AUTHOR=Song Yadi , Zhou Jiawei , Zhang Yifeng , Zhao Yujun , Wang Xiujuan , Hu Tianyuan , Tong Yuru , Huang Luqi , Gao Wei 

TITLE=Overexpression of TwSQS, TwSE, and TwOSC Regulates Celastrol Accumulation in Cambial Meristematic Cells and Dedifferentiated Cells

JOURNAL=Frontiers in Plant Science

VOLUME=Volume 13 - 2022

YEAR=2022

URL=https://www.frontiersin.org/journals/plant-science/articles/10.3389/fpls.2022.926715

DOI=10.3389/fpls.2022.926715

ISSN=1664-462X

ABSTRACT=Squalene synthase (SQS), squalene epoxidase (SE) and oxidosqualene cyclase (OSC) are encoding enzymes in downstream biosynthetic pathway of triterpenoid in plants, but the relationship between three genes and celastrol accumulation in Tripterygium wilfordii (T. wilfordii) still remains unknown.

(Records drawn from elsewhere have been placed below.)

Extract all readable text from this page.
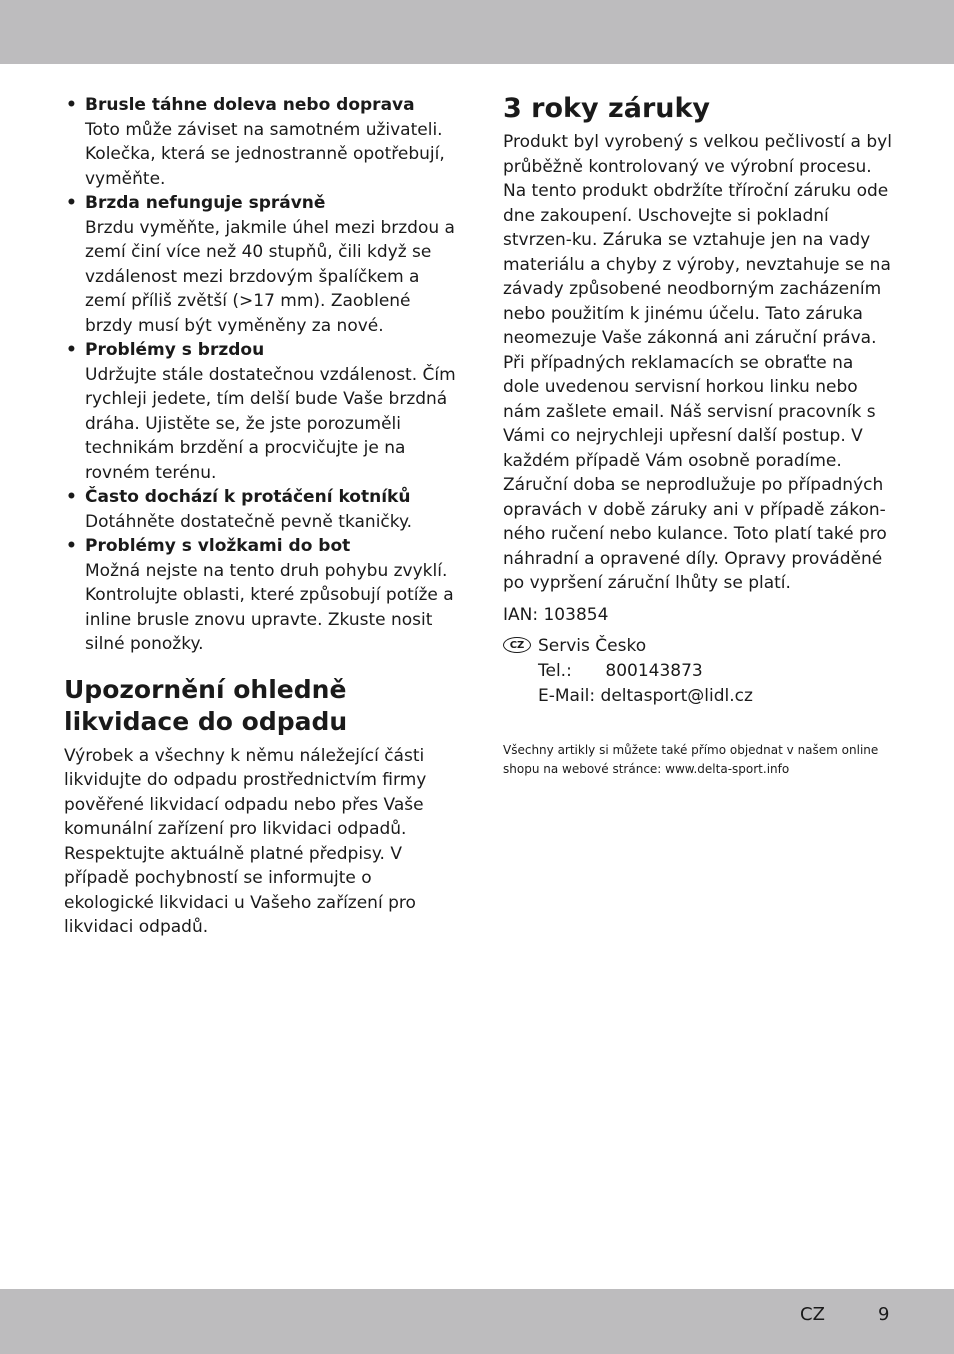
• Brusle táhne doleva nebo doprava
Toto může záviset na samotném uživateli. Kolečka, která se jednostranně opotřebují, vyměňte.
• Brzda nefunguje správně
Brzdu vyměňte, jakmile úhel mezi brzdou a zemí činí více než 40 stupňů, čili když se vzdálenost mezi brzdovým špalíčkem a zemí příliš zvětší (>17 mm). Zaoblené brzdy musí být vyměněny za nové.
• Problémy s brzdou
Udržujte stále dostatečnou vzdálenost. Čím rychleji jedete, tím delší bude Vaše brzdná dráha. Ujistěte se, že jste porozuměli technikám brzdění a procvičujte je na rovném terénu.
• Často dochází k protáčení kotníků
Dotáhněte dostatečně pevně tkaničky.
• Problémy s vložkami do bot
Možná nejste na tento druh pohybu zvyklí. Kontrolujte oblasti, které způsobují potíže a inline brusle znovu upravte. Zkuste nosit silné ponožky.
Upozornění ohledně
likvidace do odpadu

Výrobek a všechny k němu náležející části likvidujte do odpadu prostřednictvím firmy pověřené likvidací odpadu nebo přes Vaše komunální zařízení pro likvidaci odpadů. Respektujte aktuálně platné předpisy. V případě pochybností se informujte o ekologické likvidaci u Vašeho zařízení pro likvidaci odpadů.

3 roky záruky

Produkt byl vyrobený s velkou pečlivostí a byl průběžně kontrolovaný ve výrobní procesu. Na tento produkt obdržíte tříroční záruku ode dne zakoupení. Uschovejte si pokladní stvrzen-ku. Záruka se vztahuje jen na vady materiálu a chyby z výroby, nevztahuje se na závady způsobené neodborným zacházením nebo použitím k jinému účelu. Tato záruka neomezuje Vaše zákonná ani záruční práva. Při případných reklamacích se obraťte na dole uvedenou servisní horkou linku nebo nám zašlete email. Náš servisní pracovník s Vámi co nejrychleji upřesní další postup. V každém případě Vám osobně poradíme. Záruční doba se neprodlužuje po případných opravách v době záruky ani v případě zákon-ného ručení nebo kulance. Toto platí také pro náhradní a opravené díly. Opravy prováděné po vypršení záruční lhůty se platí.

IAN: 103854
CZ Servis Česko
Tel.: 800143873
E-Mail: deltasport@lidl.cz
Všechny artikly si můžete také přímo objednat v našem online shopu na webové stránce: www.delta-sport.info
CZ	9
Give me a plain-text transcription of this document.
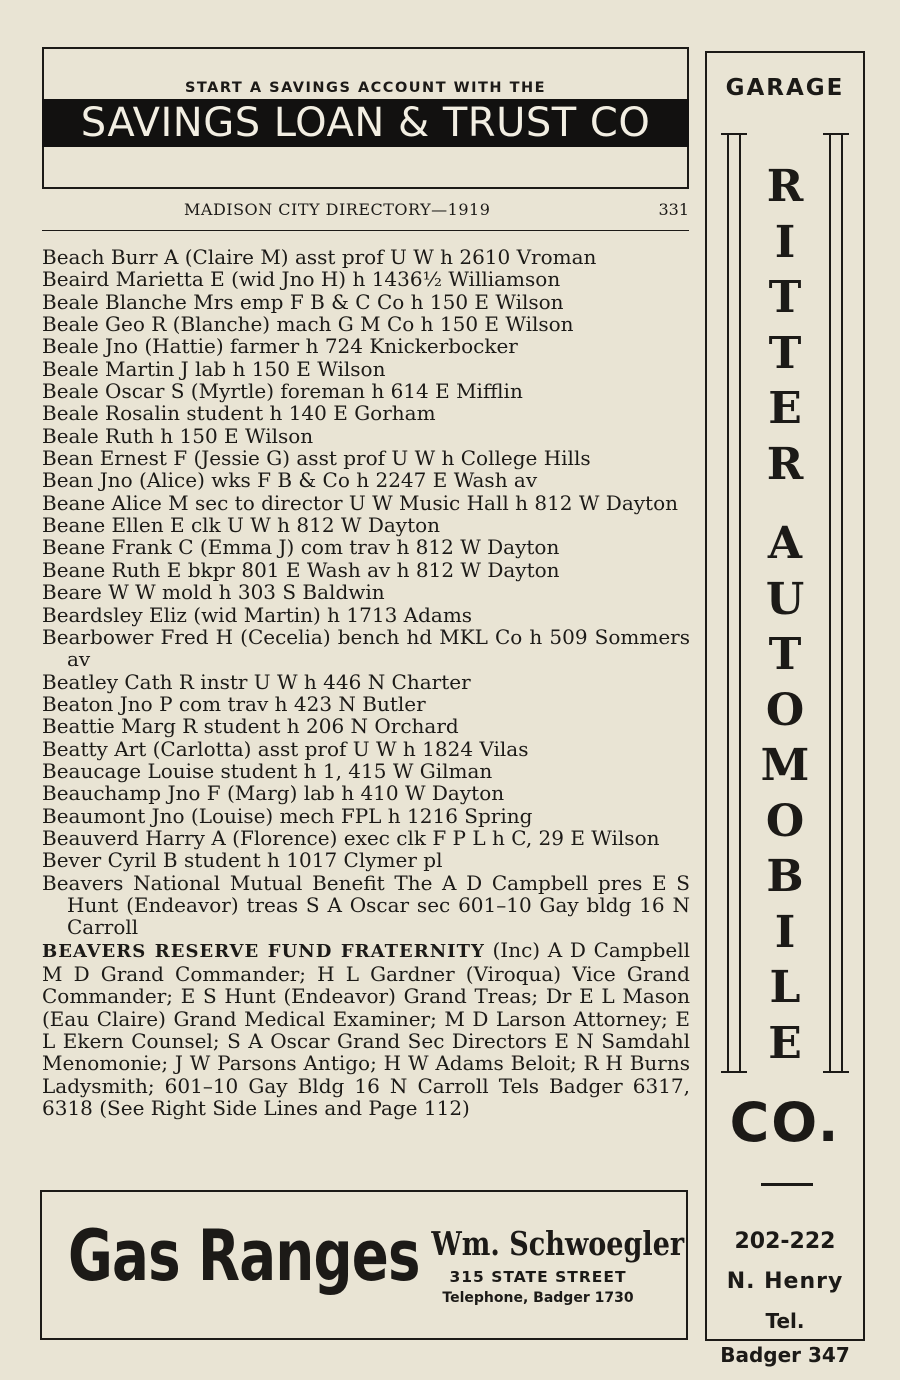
START A SAVINGS ACCOUNT WITH THE
SAVINGS LOAN & TRUST CO
MADISON CITY DIRECTORY—1919	331
Beach Burr A (Claire M) asst prof U W h 2610 Vroman
Beaird Marietta E (wid Jno H) h 1436½ Williamson
Beale Blanche Mrs emp F B & C Co h 150 E Wilson
Beale Geo R (Blanche) mach G M Co h 150 E Wilson
Beale Jno (Hattie) farmer h 724 Knickerbocker
Beale Martin J lab h 150 E Wilson
Beale Oscar S (Myrtle) foreman h 614 E Mifflin
Beale Rosalin student h 140 E Gorham
Beale Ruth h 150 E Wilson
Bean Ernest F (Jessie G) asst prof U W h College Hills
Bean Jno (Alice) wks F B & Co h 2247 E Wash av
Beane Alice M sec to director U W Music Hall h 812 W Dayton
Beane Ellen E clk U W h 812 W Dayton
Beane Frank C (Emma J) com trav h 812 W Dayton
Beane Ruth E bkpr 801 E Wash av h 812 W Dayton
Beare W W mold h 303 S Baldwin
Beardsley Eliz (wid Martin) h 1713 Adams
Bearbower Fred H (Cecelia) bench hd MKL Co h 509 Sommers av
Beatley Cath R instr U W h 446 N Charter
Beaton Jno P com trav h 423 N Butler
Beattie Marg R student h 206 N Orchard
Beatty Art (Carlotta) asst prof U W h 1824 Vilas
Beaucage Louise student h 1, 415 W Gilman
Beauchamp Jno F (Marg) lab h 410 W Dayton
Beaumont Jno (Louise) mech FPL h 1216 Spring
Beauverd Harry A (Florence) exec clk F P L h C, 29 E Wilson
Bever Cyril B student h 1017 Clymer pl
Beavers National Mutual Benefit The A D Campbell pres E S Hunt (Endeavor) treas S A Oscar sec 601–10 Gay bldg 16 N Carroll
BEAVERS RESERVE FUND FRATERNITY (Inc) A D Campbell M D Grand Commander; H L Gardner (Viroqua) Vice Grand Commander; E S Hunt (Endeavor) Grand Treas; Dr E L Mason (Eau Claire) Grand Medical Examiner; M D Larson Attorney; E L Ekern Counsel; S A Oscar Grand Sec Directors E N Samdahl Menomonie; J W Parsons Antigo; H W Adams Beloit; R H Burns Ladysmith; 601–10 Gay Bldg 16 N Carroll Tels Badger 6317, 6318 (See Right Side Lines and Page 112)
Gas Ranges Wm. Schwoegler
315 STATE STREET
Telephone, Badger 1730
GARAGE
R
I
T
T
E
R
A
U
T
O
M
O
B
I
L
E
CO.
202-222
N. Henry
Tel.
Badger 347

Gene transformation system in plant can be used for fast studying gene function. However, there is no report on application of cambial meristematic cells (CMCs) and dedifferentiated cells (DDCs) in genetic transformation systems. Our aim was to study the effects of individual overexpression of TwSQS, TwSE and TwOSC on terpenoid accumulation and biosynthetic pathway-related gene expression through CMCs and DDCs systems. Overexpression vectors of TwSQS, TwSE and TwOSC were constructed by Gateway technology and transferred into CMCs and DDCs by gene gun. After overexpression, the content of celastrol was significantly increased in CMCs compared with control group. However, there was no significant increment of celastrol in DDCs. Meanwhile, the relative expression levels of TwSQS, TwSE, TwOSC and terpenoid biosynthetic pathway-related genes were detected. The relative expression levels of TwSQS, TwSE and TwOSC were all increased compared with control group in both CMCs and DDCs. While the pathway-related genes displayed different expression trends. Therefore, it was verified in T. wilfordii CMCs that overexpression of TwSQS, TwSE and TwOSC increased celastrol accumulation and had different effects on the expression of related genes in terpenoid biosynthetic pathway, laying a foundation for further elucidating the downstream biosynthetic pathway of celastrol through T. wilfordii CMCs system.